About Mojeek; Open Source, TOR and Crawling
05 July 2022
We frequently get questions asking why Mojeek is built as it is, and why certain pieces of functionality are, or are not, included. We thought it would be a good idea to publish answers to some of these questions on our blog. (part 1 of these FAQs is available here, part 2 here, and part 3 here).
Will You Open Source Mojeek?
Search engine optimization (SEO) as a practice makes it very difficult for a search engine to be open source, whilst also avoiding the manipulation of its results from malicious actors. If Mojeek's methods and algorithms were completely open to the public, then SEO professionals could devise ways to get to the top of Mojeek’s results rather than doing so by providing any real value. There is a balance somewhere between transparency and necessary confidentiality that we will continually evaluate. We do appreciate greatly, and benefit from, open-source initiatives such as cURL and Linux, and are always looking for ways that we can contribute to and share with the FOSS community.
Will You Make Mojeek Accessible via a .Onion Address?

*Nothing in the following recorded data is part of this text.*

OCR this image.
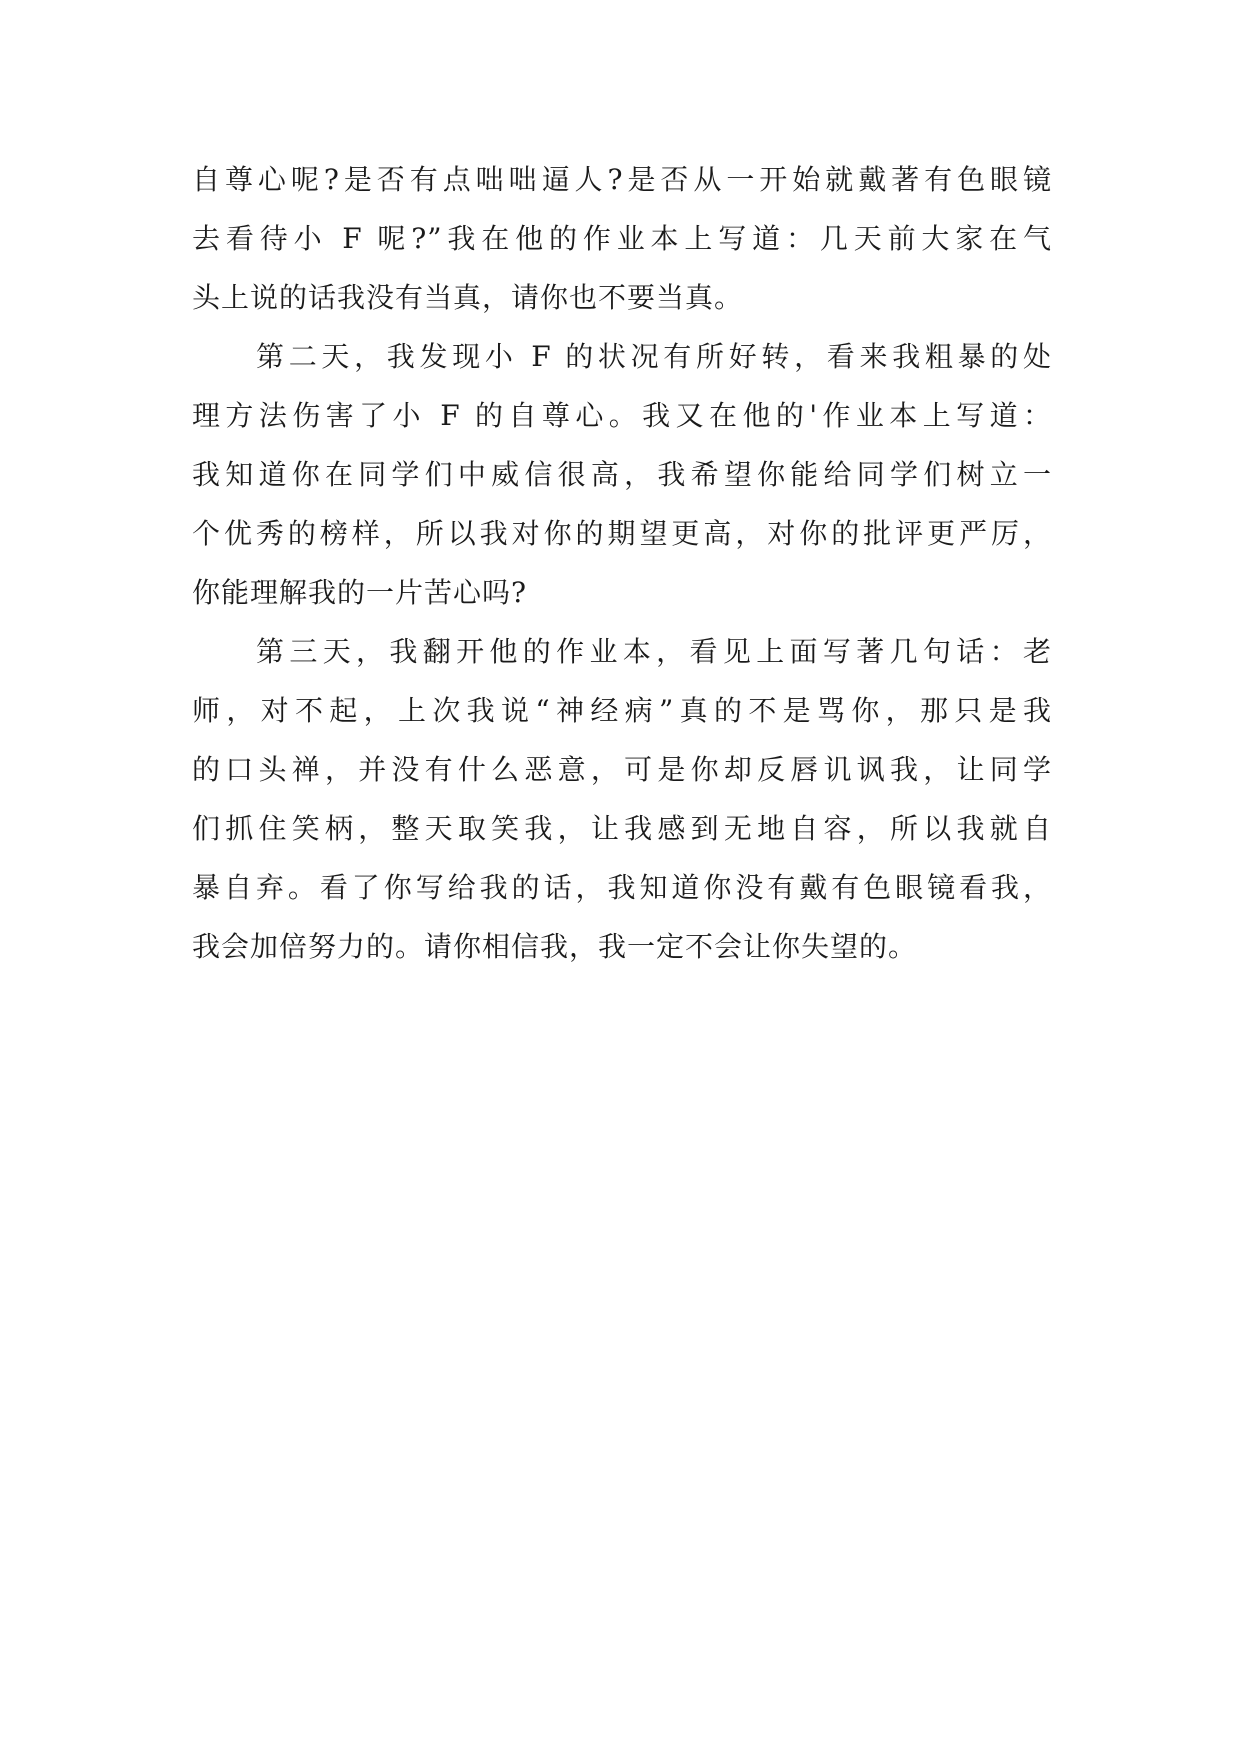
自尊心呢?是否有点咄咄逼人?是否从一开始就戴著有色眼镜
去看待小 F 呢?”我在他的作业本上写道：几天前大家在气
头上说的话我没有当真，请你也不要当真。
第二天，我发现小 F 的状况有所好转，看来我粗暴的处
理方法伤害了小 F 的自尊心。我又在他的'作业本上写道：
我知道你在同学们中威信很高，我希望你能给同学们树立一
个优秀的榜样，所以我对你的期望更高，对你的批评更严厉，
你能理解我的一片苦心吗?
第三天，我翻开他的作业本，看见上面写著几句话：老
师，对不起，上次我说“神经病”真的不是骂你，那只是我
的口头禅，并没有什么恶意，可是你却反唇讥讽我，让同学
们抓住笑柄，整天取笑我，让我感到无地自容，所以我就自
暴自弃。看了你写给我的话，我知道你没有戴有色眼镜看我，
我会加倍努力的。请你相信我，我一定不会让你失望的。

We do not provide access to Mojeek through a .onion address and are not intending to do so in the short term. We agree with the aims of the TOR Project, which allows people to escape both surveillance and subsequent actions from freedom-limiting actors. We are thus increasingly inclined to provide this access, but at the moment we have made the decision to wait. This is something that we will be revisiting periodically.
As a search engine we deal every day with the issue of automated queries from bot traffic. It is something that consumes a large portion of our resources. We have to regularly develop and deploy new ways of blocking access to Mojeek for the many bad actors that attack us, whilst preserving that access for good actors. It is a major challenge to deal with this as an independent search engine, and we would prefer to devote the time and resources spent in this area to improving Mojeek for both users and customers. Unfortunately this bot activity is a big challenge, and is a reality for all search engines.
This is our issue when it comes to providing a .onion address through which you can search on Mojeek; estimates in the past have suggested that up to 94% of traffic through the network is malicious. Sadly this reality is not very different for Mojeek. So whilst we deeply understand and resonate with the legitimate uses of the TOR network, we have to be careful about how we deploy our resources. Currently we are not in a place where we could handle the increase in automated traffic from bad actors we could get through TOR whilst continuing to provide a great service to legitimate users.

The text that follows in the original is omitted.